20.–22. Juni 2023
Online
Europe/Berlin Zeitzone

Expected composition of the atmosphere and surface waters on the early Earth that favored the origin of life

22.06.2023, 16:00
25m
Online

Online

Sprecher

David Catling (U Washington, USA)

Beschreibung

How life originated is how geochemistry became biochemistry. Consequently, knowing the environmental geochemistry prior to the origin of life is crucial. Here, I discuss the expected chemical composition of the early atmosphere and surface waters.
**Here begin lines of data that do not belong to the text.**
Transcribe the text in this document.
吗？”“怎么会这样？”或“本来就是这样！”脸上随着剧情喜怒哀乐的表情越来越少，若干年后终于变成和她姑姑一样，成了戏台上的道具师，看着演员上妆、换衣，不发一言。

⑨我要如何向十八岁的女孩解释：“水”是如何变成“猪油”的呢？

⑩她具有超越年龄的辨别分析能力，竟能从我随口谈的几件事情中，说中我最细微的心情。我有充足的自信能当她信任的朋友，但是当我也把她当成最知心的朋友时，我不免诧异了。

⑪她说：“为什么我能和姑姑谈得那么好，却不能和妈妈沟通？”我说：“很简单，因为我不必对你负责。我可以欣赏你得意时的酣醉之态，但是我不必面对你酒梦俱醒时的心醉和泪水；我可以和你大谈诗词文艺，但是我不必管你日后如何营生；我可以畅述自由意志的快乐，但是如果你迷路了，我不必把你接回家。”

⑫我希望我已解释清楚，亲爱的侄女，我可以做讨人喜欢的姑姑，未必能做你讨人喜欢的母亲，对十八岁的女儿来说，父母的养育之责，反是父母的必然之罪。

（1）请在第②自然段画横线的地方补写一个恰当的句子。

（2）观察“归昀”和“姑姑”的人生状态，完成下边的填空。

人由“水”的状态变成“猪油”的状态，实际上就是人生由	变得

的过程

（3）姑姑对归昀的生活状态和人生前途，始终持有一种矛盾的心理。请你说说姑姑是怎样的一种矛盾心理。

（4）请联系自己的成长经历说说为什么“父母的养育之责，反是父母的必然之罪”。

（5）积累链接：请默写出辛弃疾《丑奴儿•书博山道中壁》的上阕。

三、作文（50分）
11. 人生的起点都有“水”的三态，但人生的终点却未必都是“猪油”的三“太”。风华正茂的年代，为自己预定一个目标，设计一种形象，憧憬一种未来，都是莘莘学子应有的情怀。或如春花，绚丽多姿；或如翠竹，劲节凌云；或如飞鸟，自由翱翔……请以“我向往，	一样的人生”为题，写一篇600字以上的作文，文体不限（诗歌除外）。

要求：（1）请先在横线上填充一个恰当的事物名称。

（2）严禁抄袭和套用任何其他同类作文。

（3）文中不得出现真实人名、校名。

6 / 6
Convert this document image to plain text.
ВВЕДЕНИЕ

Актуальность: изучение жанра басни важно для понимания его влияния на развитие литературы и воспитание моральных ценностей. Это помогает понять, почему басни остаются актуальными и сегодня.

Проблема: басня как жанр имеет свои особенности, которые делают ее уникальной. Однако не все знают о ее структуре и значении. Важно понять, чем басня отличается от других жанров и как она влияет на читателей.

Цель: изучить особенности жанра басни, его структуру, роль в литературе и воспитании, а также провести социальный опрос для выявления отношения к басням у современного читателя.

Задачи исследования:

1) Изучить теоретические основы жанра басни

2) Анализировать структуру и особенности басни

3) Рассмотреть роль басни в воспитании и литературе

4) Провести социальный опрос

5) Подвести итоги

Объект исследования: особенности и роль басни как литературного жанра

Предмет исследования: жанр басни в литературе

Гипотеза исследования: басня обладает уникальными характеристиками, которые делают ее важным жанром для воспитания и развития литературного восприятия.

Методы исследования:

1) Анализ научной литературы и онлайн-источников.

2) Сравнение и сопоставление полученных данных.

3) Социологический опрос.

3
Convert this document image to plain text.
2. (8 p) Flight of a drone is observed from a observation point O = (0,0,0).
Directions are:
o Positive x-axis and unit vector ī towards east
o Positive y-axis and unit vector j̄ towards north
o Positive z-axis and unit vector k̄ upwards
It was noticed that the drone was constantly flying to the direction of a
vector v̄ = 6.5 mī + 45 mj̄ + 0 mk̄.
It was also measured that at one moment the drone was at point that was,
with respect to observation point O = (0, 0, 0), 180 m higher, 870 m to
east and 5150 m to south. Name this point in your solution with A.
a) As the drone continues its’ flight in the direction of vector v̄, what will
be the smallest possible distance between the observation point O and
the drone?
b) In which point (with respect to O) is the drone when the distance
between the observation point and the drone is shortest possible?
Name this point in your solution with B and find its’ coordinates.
In the Hadean, calculations show that chemically reducing atmospheres are inevitable consequences of large impacts and would have lasted millions of years, producing copious nitriles that rained out to the surface, serving as feedstocks for nucleobase synthesis. Also on the early Earth, evaporative soda lakes (i.e., rich in sodium carbonate) are likely inevitable because such lakes arise when water pools in closed basins in basaltic rocks and the aquatic chemistry evolves. The chemistry of such lakes encourages the sequestration and concentration of key species needed for prebiotic synthesis, such as cyanide and phosphate. Such lakes can also promote polymerization of prebiotic molecules during the dry phase of wet-dry cycles. Indeed, one modern, evaporative soda lake, Last Chance Lake in Canada, can be considered a geochemical origin-of-life analog. This closed-basin lake sits on top of flood basalts, has suppressed nitrogen fixation (which inhibits the usual drastic biological modification of modern water chemistries), and has the highest phosphate levels in the world that reach almost ~40 mM. I postulate that similar locales on the early Earth would have favored prebiotic synthesis.